I was thirty-nine weeks pregnant with our first baby. After two miscarriages within six months, the pregnancy was so exciting for us. But it was to all come crashing down.
No heartbeat--No fetal movement--No joyous ending to the long nine months, only tears and pain. Our daughter would never draw a breath or open her eyes. She would only ever be a memory that we carry still in our hearts.
I'm not sure sometimes how my husband and I made it through those first days. I know that God's presence was almost tangible at times when I thought the tears were going to destroy me. I know that Jesus was there with me every moment, even when the anger and bitterness began to come. I didn't know if I was ever going to be able to move on and be happy again. But as always, my Lord remained faithful. He kept me through every stage of grief. He brought me out of the darkness and confusion of loss. When the pain led to sin, He forgave and comforted me and drew me back to His side. His hands guided and kept us. His grace preserved our love for each other and protected our marriage. His wisdom led us through, and His sovereignty gave us two sons.

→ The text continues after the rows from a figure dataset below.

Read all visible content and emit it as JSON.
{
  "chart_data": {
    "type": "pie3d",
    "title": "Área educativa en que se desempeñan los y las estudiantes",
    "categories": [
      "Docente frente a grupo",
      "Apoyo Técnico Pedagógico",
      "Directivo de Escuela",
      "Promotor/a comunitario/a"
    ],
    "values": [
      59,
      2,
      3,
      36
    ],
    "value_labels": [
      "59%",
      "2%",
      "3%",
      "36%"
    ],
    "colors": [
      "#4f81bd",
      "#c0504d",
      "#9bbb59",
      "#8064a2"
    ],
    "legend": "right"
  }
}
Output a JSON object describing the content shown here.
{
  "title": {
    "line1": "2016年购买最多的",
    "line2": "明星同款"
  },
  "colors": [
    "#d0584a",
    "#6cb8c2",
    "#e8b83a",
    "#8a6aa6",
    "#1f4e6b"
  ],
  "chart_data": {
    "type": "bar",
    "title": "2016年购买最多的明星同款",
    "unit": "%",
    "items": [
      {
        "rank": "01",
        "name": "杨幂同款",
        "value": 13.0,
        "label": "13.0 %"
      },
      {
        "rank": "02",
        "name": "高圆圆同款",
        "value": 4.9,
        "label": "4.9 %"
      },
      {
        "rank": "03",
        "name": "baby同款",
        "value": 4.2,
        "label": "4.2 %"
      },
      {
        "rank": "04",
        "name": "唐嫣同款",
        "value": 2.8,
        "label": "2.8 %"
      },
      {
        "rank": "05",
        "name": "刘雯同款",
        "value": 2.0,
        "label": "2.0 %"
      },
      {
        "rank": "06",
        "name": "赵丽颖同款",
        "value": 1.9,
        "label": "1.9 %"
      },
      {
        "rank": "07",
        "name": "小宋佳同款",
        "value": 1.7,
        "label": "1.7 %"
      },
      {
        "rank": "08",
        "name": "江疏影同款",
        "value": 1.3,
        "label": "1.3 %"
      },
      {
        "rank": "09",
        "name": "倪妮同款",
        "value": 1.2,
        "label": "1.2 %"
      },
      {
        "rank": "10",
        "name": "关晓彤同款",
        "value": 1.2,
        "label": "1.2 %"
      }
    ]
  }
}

Come, and let us return to the LORD: for he hath torn, and he will heal us; he hath smitten, and he will bind us up.
But our God is in the heavens: he hath done whatsoever he hath pleased.
...Be strong and of a good courage; be not afraid, neither be thou dismayed: for the LORD thy God is with thee whithersoever thou goest. (Even through death and pain!!!)
The LORD is my strength and my shield; my heart trusted in him, and I am helped: therefore my heart greatly rejoiceth; and with my song will I praise him.
Wait on the LORD: be of good courage, and he shall strengthen thine heart: wait, I say, on the Lord.